Они были горды своим положением и держались особняком от других негров. Со временем к ним примешалась доля индейской крови, они переняли многие повадки и обычаи индейцев-чоктавов и стали жить еще обособленней. Они селились по всему штату, небольшими общинами. И, в частности, осели на поросших сосняком взгорьях и топких низинах меж восточным и западным рукавами реки Провиденс. То были добрые, плодородные земли, хотя и малярийные. Здесь, разбросанные там и сям, жили семей пятьдесят; ты мог родиться, сам нарожать детей да так и умереть на треугольнике земли между двумя речными протоками, в общине под названием Новая церковь. Здесь и появилась на свет Маргарет Кармайкл.

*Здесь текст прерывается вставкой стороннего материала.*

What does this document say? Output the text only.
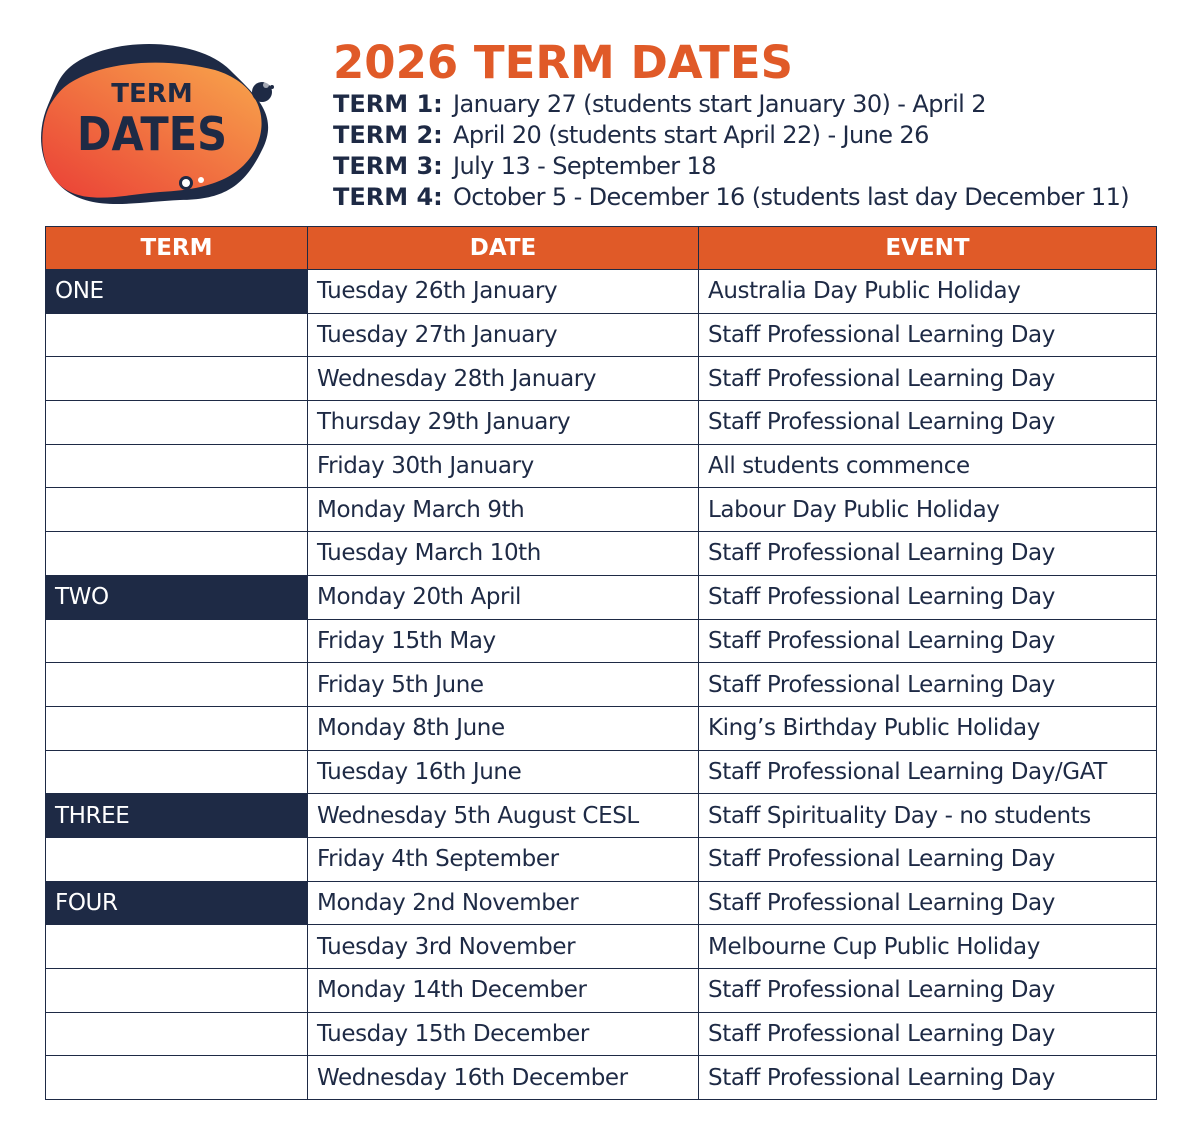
TERM
DATES
2026 TERM DATES
TERM 1: January 27 (students start January 30) - April 2
TERM 2: April 20 (students start April 22) - June 26
TERM 3: July 13 - September 18
TERM 4: October 5 - December 16 (students last day December 11)
TERM	DATE	EVENT
ONE	Tuesday 26th January	Australia Day Public Holiday
	Tuesday 27th January	Staff Professional Learning Day
	Wednesday 28th January	Staff Professional Learning Day
	Thursday 29th January	Staff Professional Learning Day
	Friday 30th January	All students commence
	Monday March 9th	Labour Day Public Holiday
	Tuesday March 10th	Staff Professional Learning Day
TWO	Monday 20th April	Staff Professional Learning Day
	Friday 15th May	Staff Professional Learning Day
	Friday 5th June	Staff Professional Learning Day
	Monday 8th June	King’s Birthday Public Holiday
	Tuesday 16th June	Staff Professional Learning Day/GAT
THREE	Wednesday 5th August CESL	Staff Spirituality Day - no students
	Friday 4th September	Staff Professional Learning Day
FOUR	Monday 2nd November	Staff Professional Learning Day
	Tuesday 3rd November	Melbourne Cup Public Holiday
	Monday 14th December	Staff Professional Learning Day
	Tuesday 15th December	Staff Professional Learning Day
	Wednesday 16th December	Staff Professional Learning Day
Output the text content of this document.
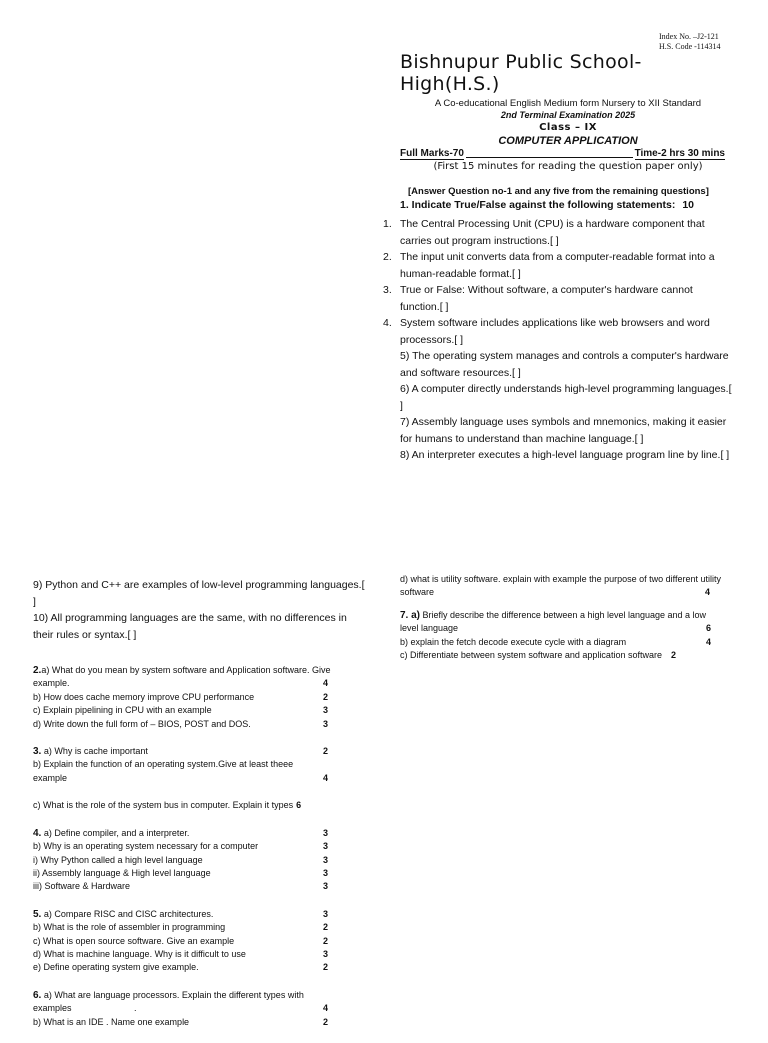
Index No. –J2-121
H.S. Code -114314
Bishnupur Public School-High(H.S.)
A Co-educational English Medium form Nursery to XII Standard
2nd Terminal Examination 2025
Class – IX
COMPUTER APPLICATION
Full Marks-70	Time-2 hrs 30 mins
(First 15 minutes for reading the question paper only)
[Answer Question no-1 and any five from the remaining questions]
1. Indicate True/False against the following statements: 10
1. The Central Processing Unit (CPU) is a hardware component that carries out program instructions.[ ]
2. The input unit converts data from a computer-readable format into a human-readable format.[ ]
3. True or False: Without software, a computer's hardware cannot function.[ ]
4. System software includes applications like web browsers and word processors.[ ]
5) The operating system manages and controls a computer's hardware and software resources.[ ]
6) A computer directly understands high-level programming languages.[ ]
7) Assembly language uses symbols and mnemonics, making it easier for humans to understand than machine language.[ ]
8) An interpreter executes a high-level language program line by line.[ ]
9) Python and C++ are examples of low-level programming languages.[ ]
10) All programming languages are the same, with no differences in their rules or syntax.[ ]
2.a) What do you mean by system software and Application software. Give example.	4
b) How does cache memory improve CPU performance	2
c) Explain pipelining in CPU with an example	3
d) Write down the full form of – BIOS, POST and DOS.	3
3. a) Why is cache important	2
b) Explain the function of an operating system.Give at least theee example	4
c) What is the role of the system bus in computer. Explain it types 6
4. a) Define compiler, and a interpreter.	3
b) Why is an operating system necessary for a computer	3
i) Why Python called a high level language	3
ii) Assembly language & High level language	3
iii) Software & Hardware	3
5. a) Compare RISC and CISC architectures.	3
b) What is the role of assembler in programming	2
c) What is open source software. Give an example	2
d) What is machine language. Why is it difficult to use	3
e) Define operating system give example.	2
6. a) What are language processors. Explain the different types with examples	.	4
b) What is an IDE . Name one example	2
d) what is utility software. explain with example the purpose of two different utility software	4
7. a) Briefly describe the difference between a high level language and a low level language	6
b) explain the fetch decode execute cycle with a diagram	4
c) Differentiate between system software and application software 2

А с той же самой армией брел назад на север весной 1815 года солдат по имени Уильям Маршалл Хауленд. Он был родом из Теннесси, этот малый лет шестнадцати-семнадцати, а может, и восемнадцати — он и сам твердо не знал: мать у него умерла давным-давно, а другие — тетки и прочая родня — не трудились считать. Он был долговязый, худой, темно-русый, с синими глазами. Когда окончилась война и он с товарищами пустился в дальний путь домой, голова у него трещала с похмелья, а в мозгу мутилось от всего, что довелось перевидать. Через день-другой он немного пришел в себя и начал поглядывать по сторонам. Он увидел покатую зыбь холмов и песчаную мягкую землю. Увидел бескрайние леса, сосны и орешник, большелистые магнолии и могучие виргинские дубы. Он увидел, как пышно цветут растения на прогретой почве, как вымахивают вдвое крупней против обычного — потому что их не сечет ветрами — кизил и иудино дерево, пламенные азалии и лавры. Ему вспомнился гористый край, куда он сейчас возвращался: остроконечные вершины, долины до того узкие, что в них никогда не заглядывает солнце, и лоскутки табачных участков на склонах такой крутизны, что надо тянуться кверху, ухаживая за сеянцами. Вспомнились и прогалины, открытые со всех сторон и пестрые от цветов, и сине-зеленые далекие дали, которые видны оттуда. Но его глазам наскучила ширь просторов, его тянуло в места поласковей, места, скроенные человеку по мерке, где и холм одолеть нетрудно, и земля податливо переворачивается под плугом.